En 1985, Richard Thaler et le Belge Werner De Bondt se sont demandé si un portefeuille avec les perdants des cinq années précédentes à moyen et long terme performerait mieux ou moins bien qu’un portefeuille avec les gagnants d’un récent passé. Le portefeuille des perdants réalisait un résultat de 25 % supérieur en moyenne et ce avec des risques moindres. Richard Thaler et Werner De Bondt prouvaient ainsi que les investisseurs étaient trop attachés au passé. C’est une des nombreuses erreurs d’investisseur démontrées au cours de ces 30 dernières années.
Les gros investisseurs peuvent s’armer contre les erreurs humaines en déléguant partiellement les décisions d’investissement à un modèle informatique. Notez que la logique sur laquelle se basent les décisions doit évidemment être programmée par l’être humain. Toutes les notions de finance comportementale ne peuvent d’ailleurs pas être reprises dans le modèle informatique. Les petits investisseurs doivent être conscients du risque d’erreur et établir un plan précisant les directives d’investissement à suivre en toutes circonstances. Voici quelques-unes des erreurs les plus fréquentes.

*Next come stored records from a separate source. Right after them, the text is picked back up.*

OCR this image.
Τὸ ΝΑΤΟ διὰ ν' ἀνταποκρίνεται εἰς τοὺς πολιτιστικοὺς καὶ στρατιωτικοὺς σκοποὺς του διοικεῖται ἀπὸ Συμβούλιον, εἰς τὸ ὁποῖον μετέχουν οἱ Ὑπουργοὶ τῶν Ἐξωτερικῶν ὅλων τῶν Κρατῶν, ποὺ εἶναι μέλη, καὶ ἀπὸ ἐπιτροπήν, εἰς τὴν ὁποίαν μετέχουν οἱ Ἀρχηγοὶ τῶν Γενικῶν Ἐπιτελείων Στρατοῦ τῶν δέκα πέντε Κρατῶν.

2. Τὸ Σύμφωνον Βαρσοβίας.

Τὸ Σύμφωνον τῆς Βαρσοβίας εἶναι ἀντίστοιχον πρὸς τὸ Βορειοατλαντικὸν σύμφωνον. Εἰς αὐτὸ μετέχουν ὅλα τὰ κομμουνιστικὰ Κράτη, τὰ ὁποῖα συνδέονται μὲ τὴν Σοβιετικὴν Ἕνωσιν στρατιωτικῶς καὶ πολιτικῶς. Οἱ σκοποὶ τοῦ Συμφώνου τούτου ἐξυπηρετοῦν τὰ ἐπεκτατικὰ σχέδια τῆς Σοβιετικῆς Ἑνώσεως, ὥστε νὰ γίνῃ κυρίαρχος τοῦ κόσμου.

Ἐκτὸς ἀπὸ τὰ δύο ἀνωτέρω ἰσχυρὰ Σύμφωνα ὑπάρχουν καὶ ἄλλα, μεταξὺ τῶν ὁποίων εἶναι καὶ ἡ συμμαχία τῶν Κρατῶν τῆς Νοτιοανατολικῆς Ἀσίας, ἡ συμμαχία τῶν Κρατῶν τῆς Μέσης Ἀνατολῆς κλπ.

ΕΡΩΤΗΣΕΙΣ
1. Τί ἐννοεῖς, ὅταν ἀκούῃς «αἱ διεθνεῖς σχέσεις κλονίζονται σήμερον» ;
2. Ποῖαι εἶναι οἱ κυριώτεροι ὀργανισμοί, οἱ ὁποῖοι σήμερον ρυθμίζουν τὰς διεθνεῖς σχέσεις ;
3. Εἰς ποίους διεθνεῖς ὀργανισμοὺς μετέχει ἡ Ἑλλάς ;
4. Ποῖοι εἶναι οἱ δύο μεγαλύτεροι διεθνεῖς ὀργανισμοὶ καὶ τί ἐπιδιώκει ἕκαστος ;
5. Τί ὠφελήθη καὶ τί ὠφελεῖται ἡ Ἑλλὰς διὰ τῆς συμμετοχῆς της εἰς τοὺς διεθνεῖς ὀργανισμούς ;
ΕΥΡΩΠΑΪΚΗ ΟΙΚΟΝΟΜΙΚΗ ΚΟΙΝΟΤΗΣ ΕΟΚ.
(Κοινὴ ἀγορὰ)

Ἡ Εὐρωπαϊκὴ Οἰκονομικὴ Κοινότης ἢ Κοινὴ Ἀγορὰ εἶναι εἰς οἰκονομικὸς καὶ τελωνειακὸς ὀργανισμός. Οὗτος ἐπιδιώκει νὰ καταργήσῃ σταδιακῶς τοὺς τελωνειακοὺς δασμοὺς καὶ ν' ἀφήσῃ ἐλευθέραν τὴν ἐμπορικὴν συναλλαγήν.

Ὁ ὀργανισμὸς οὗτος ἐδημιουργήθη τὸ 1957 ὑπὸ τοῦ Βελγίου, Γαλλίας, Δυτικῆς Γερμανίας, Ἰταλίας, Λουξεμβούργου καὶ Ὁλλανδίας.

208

1. Projeter le succès du passé dans le futur
” Les investisseurs ont tendance à extrapoler le succès du passé pour l’avenir. Inversement, ils considèrent que les entreprises sous-performantes dans le passé continueront à sous-performer “, explique Jan Longeval. Co-CEO gestion de patrimoine institutionnel chez Degroof Petercam, il a lancé avec Philippe Denef, en 2002, un fonds d’investissement dont la gestion quantitative se fonde quasi intégralement sur les principes de finance comportementale. Jan Longeval explique que le gestionnaire n’a pas recours à ses propres prévisions de bénéfice subjectives pour les entreprises qu’il veut reprendre en portefeuille.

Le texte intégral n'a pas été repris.